Con una inversión de Bs 164 millones y avance físico del 33 %, la planta en Ixiamas apunta a procesar 132.000 t/año de fruto de palma y abastecer de biodiésel a YPFB, impulsando desarrollo rural y agregando valor a la cadena oleaginosa

Foto: Internet
Foto: Internet

En un paso trascendental para la agroindustria boliviana, se inició el trasplante de plantones de palma aceitera en el predio de la futura Planta Procesadora de Extractora de Aceite Vegetal y Aditivos en Ixiamas, norte del departamento de La Paz. Esta labor, ejecutada por el Programa de Fomento a la Producción de Especies Oleíferas (PFEO) del INIAF, se convierte en la base verde que sostendrá la agroindustria del biodiésel con raíces en el territorio. ([mensaje original])

La infraestructura, con una inversión pública de Bs 164 millones, ya alcanzó un avance físico del 33 % a mediados de año. Ubicada sobre 10 hectáreas —seis destinadas a la planta y cuatro a cultivos de palma y palmiste—, su capacidad proyectada es ambiciosa: 132.000 toneladas métricas de fruto al año, suficientes para generar aceite rojo crudo, aceite y harina de palmiste, además de aditivos destinados a las plantas de biodiésel operadas por YPFB

El Estado prevé que esta agroindustria beneficiará directamente a 1.785 productores agrícolas de la región, consolidando un modelo de desarrollo sostenible, industrialización rural y fortalecimiento de la cadena productiva local. ([turn0search5])

Desde el Gobierno nacional, destacan esta obra como símbolo de un Estado presente, que no solo declara el futuro del agro sino que lo construye hoy. Ixiamas emerge así como uno de los puntos nodales del nuevo mapa productivo del país, alineado a una economía circular emergente y con impacto en la sustitución de importaciones energéticas. 
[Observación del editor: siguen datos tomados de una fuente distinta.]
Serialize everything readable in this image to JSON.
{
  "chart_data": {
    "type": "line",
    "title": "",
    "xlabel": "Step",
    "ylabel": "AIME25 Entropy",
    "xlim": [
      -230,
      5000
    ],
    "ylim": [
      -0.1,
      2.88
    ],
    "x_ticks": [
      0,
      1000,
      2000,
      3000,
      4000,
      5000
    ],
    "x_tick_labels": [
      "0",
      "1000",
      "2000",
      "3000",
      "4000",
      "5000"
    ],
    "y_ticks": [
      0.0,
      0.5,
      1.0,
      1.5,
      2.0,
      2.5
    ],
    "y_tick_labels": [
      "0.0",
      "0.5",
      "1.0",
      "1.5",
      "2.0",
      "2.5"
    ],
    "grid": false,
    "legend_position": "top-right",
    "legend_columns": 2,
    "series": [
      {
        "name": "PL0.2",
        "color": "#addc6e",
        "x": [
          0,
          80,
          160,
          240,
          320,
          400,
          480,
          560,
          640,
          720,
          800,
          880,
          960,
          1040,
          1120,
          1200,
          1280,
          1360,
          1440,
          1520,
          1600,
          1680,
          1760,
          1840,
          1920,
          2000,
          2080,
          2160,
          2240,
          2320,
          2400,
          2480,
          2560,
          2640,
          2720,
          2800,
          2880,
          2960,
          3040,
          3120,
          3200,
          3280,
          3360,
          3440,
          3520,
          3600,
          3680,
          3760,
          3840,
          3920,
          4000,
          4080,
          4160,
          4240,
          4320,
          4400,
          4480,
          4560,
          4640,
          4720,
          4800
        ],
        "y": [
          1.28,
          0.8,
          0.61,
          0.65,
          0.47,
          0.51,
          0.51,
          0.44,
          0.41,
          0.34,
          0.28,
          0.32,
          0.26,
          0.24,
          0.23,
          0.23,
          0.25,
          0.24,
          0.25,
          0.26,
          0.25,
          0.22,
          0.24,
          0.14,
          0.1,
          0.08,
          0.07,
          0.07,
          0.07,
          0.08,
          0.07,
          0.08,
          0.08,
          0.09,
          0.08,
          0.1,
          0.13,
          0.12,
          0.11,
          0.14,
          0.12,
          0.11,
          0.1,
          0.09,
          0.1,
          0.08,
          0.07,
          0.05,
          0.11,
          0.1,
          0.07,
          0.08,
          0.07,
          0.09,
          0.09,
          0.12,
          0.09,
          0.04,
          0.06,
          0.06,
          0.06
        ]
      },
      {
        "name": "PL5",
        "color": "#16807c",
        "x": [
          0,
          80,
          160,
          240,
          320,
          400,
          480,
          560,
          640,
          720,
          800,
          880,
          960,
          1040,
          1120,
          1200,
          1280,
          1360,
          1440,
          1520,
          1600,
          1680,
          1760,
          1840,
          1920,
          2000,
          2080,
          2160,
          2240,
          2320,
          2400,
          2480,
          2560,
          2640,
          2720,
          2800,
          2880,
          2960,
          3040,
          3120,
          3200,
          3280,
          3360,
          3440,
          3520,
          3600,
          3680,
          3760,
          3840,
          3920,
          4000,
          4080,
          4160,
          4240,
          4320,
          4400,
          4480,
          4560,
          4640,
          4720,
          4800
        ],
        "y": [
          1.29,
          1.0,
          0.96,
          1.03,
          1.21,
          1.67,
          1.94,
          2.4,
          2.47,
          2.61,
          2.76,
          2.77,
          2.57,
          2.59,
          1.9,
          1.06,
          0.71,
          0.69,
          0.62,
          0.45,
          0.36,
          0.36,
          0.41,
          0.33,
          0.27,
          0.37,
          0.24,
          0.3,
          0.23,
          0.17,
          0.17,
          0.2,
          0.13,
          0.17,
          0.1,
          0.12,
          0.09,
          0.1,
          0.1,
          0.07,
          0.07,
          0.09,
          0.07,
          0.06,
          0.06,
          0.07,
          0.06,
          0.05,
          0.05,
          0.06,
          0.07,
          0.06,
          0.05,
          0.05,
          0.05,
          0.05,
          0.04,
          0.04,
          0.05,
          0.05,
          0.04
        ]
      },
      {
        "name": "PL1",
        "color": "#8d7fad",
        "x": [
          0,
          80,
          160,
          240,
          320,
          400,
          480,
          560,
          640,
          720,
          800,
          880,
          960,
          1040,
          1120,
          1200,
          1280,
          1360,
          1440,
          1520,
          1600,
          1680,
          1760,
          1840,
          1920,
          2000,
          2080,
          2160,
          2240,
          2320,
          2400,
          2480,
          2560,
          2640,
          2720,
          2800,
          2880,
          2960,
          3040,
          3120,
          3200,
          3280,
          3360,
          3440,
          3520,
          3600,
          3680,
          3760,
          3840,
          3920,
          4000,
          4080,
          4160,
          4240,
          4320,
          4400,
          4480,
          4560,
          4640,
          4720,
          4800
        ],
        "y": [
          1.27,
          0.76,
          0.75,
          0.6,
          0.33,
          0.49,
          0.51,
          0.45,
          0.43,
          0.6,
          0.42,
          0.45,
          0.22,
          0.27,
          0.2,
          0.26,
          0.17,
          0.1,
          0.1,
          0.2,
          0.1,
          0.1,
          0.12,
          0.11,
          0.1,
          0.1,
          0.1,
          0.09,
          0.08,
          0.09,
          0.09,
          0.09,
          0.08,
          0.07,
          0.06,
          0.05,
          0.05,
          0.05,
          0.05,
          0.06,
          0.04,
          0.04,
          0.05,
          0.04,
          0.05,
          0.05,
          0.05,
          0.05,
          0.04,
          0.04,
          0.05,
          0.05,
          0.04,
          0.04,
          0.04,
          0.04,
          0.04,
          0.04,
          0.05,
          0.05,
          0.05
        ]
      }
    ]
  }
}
«Lo que hoy son plantones trasplantados, mañana serán biocombustibles: Ixiamas se alista para transformar palma en progreso agrícola y energético”
Foto: Internet
Foto: Internet

El aceite de palma y el biodiésel en Sudamérica

La palma aceitera se posiciona en América Latina como uno de los cultivos oleaginosos más eficientes, con hasta 10 veces más rendimiento por hectárea que la soja, colza o girasol.

  • Colombia se destaca por su modelo sostenible con empresas como Palmas del Cesar, que integran a pequeños productores en su cadena con tecnología avanzada y gestión ambiental certificada. También impulsa plantas de biocompost y biogás, reflejando economía circular aplicada al sector. 
  • En Perú, el grupo Ocho Sur lidera la agroindustria en Ucayali, aunque enfrenta críticas por impactos ambientales y falta de consulta previa, especialmente con comunidades indígenas. 
  • A nivel regional, el biodiésel a partir de palma ha contribuido significativamente a la descarbonización energética: por ejemplo, en Colombia, el uso de biocombustibles en 2023 evitó la emisión de 2,1 millones de toneladas de CO₂, equivalentes al secuestro de carbono de casi un millón de hectáreas de bosque. 
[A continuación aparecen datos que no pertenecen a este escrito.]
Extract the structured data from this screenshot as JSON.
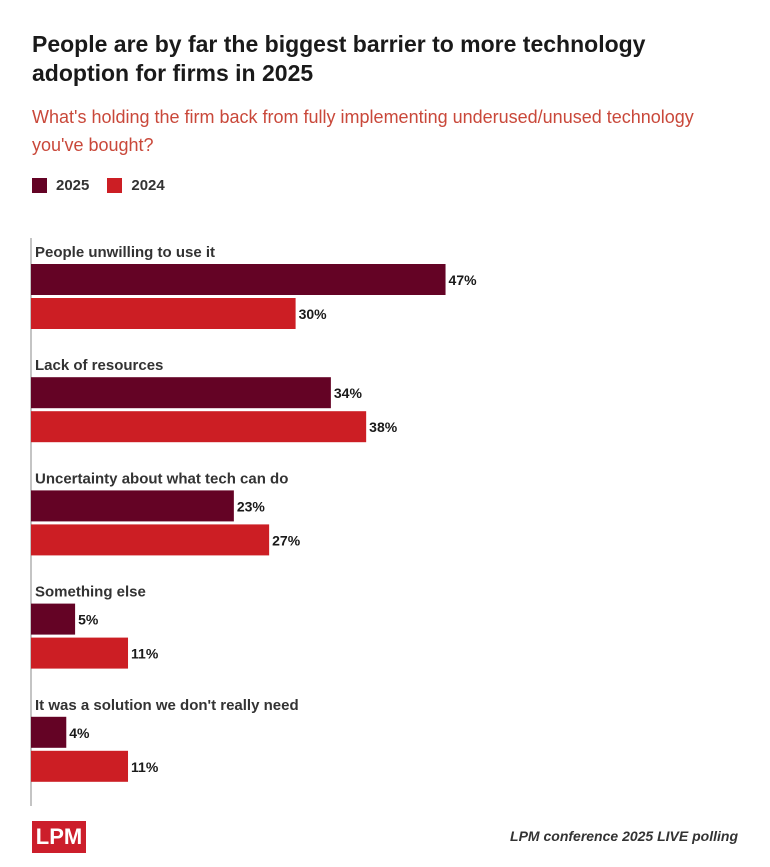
{
  "chart_data": {
    "type": "bar",
    "orientation": "horizontal",
    "title": "People are by far the biggest barrier to more technology adoption for firms in 2025",
    "subtitle": "What's holding the firm back from fully implementing underused/unused technology you've bought?",
    "categories": [
      "People unwilling to use it",
      "Lack of resources",
      "Uncertainty about what tech can do",
      "Something else",
      "It was a solution we don't really need"
    ],
    "series": [
      {
        "name": "2025",
        "color": "#640325",
        "values": [
          47,
          34,
          23,
          5,
          4
        ],
        "labels": [
          "47%",
          "34%",
          "23%",
          "5%",
          "4%"
        ]
      },
      {
        "name": "2024",
        "color": "#cc1e24",
        "values": [
          30,
          38,
          27,
          11,
          11
        ],
        "labels": [
          "30%",
          "38%",
          "27%",
          "11%",
          "11%"
        ]
      }
    ],
    "legend_position": "top-left",
    "grid": false
  },
  "footer": {
    "logo": "LPM",
    "source": "LPM conference 2025 LIVE polling"
  }
}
Sin embargo, los monocultivos de palma también están bajo fuerte escrutinio por su rol en la deforestación, la pérdida de biodiversidad y los conflictos socioambientales. La presión internacional exige prácticas responsables y sostenibles en toda la región.

La planta de aceite de palma en Ixiamas no es solo infraestructura: es una oportunidad para unir producción y energía limpia, valor agregado y desarrollo territorial. Bolivia apuesta por una agroindustria integrada, familiar y estratégica. En Sudamérica, esos objetivos ya están en marcha, y la mirada hacia Ixiamas será testigo de un paso firme hacia un futuro verde y productor.